With the Nuclear Regulatory Commission coming to the Black Hills next week to hear public comment and consider evidence in the challenge to Powertech/Azarga's application for in-situ leach uranium mining in Fall River and Custer counties, Powertech watchdog Jim Woodward comes up with a couple of curious new developments:
- Back in May, Powertech bought some Tennessee Valley Authority data on over 4,000 boreholes and three aquifer pump tests that the TVA conducted in the Dewey-Burdock mining area in the 1970s and 1980s. Boreholes—i.e., paths through which water and pollution from in-situ leach mining could leak.
- That data could have some bearing on the contention of the Oglala Sioux Tribe and other official intervenors in the mining permit process that the final environmental impact statement on Powertech's proposal (completed before Powertech got that TVA data) lacks sufficient hydrogeological data on the impact ISL mining could have on the area.
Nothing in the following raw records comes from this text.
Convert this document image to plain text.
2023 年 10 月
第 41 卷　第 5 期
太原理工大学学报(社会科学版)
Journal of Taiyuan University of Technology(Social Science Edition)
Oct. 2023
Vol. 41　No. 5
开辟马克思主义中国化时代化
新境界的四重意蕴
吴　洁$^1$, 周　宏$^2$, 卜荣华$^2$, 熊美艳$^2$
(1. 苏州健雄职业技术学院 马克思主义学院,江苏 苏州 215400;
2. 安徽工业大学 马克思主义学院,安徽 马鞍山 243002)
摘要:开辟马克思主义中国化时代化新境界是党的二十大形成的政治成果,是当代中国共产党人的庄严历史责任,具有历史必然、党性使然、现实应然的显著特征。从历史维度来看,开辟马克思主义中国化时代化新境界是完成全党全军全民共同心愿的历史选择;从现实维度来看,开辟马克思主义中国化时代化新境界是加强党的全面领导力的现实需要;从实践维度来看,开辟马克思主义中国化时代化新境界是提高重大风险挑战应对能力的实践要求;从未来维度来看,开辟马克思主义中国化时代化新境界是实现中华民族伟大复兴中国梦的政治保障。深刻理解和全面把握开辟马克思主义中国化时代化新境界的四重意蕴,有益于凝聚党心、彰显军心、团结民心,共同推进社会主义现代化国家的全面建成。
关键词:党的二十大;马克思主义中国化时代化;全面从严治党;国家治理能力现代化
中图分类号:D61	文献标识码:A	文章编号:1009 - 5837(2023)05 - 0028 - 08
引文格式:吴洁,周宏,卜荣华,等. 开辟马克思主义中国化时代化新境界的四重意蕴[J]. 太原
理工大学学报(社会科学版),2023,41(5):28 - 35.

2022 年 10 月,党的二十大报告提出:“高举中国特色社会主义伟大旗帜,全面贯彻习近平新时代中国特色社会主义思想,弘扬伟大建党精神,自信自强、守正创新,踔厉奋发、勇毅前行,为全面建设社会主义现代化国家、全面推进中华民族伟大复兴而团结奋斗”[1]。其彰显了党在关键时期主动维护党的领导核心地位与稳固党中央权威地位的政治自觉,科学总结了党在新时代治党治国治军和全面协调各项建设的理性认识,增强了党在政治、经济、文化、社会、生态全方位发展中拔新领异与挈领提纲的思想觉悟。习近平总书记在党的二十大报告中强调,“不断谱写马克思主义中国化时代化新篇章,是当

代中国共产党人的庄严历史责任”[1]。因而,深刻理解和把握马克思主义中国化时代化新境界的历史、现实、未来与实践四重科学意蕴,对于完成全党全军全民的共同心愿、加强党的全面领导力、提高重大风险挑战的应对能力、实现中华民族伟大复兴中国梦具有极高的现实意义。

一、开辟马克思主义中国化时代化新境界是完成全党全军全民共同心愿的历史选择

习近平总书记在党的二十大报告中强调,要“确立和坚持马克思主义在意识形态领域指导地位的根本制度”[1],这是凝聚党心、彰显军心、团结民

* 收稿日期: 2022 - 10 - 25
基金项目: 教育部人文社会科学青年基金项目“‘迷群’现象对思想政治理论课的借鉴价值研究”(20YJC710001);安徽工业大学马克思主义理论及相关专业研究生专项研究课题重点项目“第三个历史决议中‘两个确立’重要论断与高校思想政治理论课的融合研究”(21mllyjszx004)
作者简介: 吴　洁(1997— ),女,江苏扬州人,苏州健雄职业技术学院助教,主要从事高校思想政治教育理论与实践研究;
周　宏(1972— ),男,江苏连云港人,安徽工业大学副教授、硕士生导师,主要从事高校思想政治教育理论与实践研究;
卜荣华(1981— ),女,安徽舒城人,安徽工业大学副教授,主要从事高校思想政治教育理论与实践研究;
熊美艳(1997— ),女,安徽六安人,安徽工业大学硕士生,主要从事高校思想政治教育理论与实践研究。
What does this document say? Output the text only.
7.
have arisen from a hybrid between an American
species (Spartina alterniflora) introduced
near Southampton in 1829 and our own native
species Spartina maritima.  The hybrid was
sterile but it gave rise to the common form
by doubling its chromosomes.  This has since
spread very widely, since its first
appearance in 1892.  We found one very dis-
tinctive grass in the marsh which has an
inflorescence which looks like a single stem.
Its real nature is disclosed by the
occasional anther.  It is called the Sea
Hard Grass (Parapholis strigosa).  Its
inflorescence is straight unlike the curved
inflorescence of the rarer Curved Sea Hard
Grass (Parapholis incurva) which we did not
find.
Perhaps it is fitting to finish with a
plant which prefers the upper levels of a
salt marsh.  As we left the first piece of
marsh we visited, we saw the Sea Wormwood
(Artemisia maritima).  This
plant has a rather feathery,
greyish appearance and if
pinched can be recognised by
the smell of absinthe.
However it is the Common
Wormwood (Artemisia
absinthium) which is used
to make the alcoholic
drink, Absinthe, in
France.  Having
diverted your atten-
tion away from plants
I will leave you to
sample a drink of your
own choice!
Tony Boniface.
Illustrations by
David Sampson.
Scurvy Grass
The data may also offer more perspective on more serious natural leakage at the site.
- The NRC told Powertech to show the tribe that data; Powertech is resisting that order, saying the TVA data is (in Woodward's words) "irrelevant to the evidentiary hearing."
- Even if the data is irrelevant, by balking at releasing the data up to this point, Powertech makes it difficult for opponents to see for themselves and study the data in time to effectively comment on it at the August 18 NRC hearing.
- And in business new that John Tsitrian will find interesting, Azarga was supposed to complete its reverse-takeover of Powertech by July 31. Azarga and Powertech have not completed that maneuver; instead they have extended the acquisition deadline to September 15.
Powertech uranium mining proposal, as well as its business arrangements with Azarga, are complicated. The public deserves as much data as possible to understand the risks and benefits. Powertech, help us out: let us see the TVA data.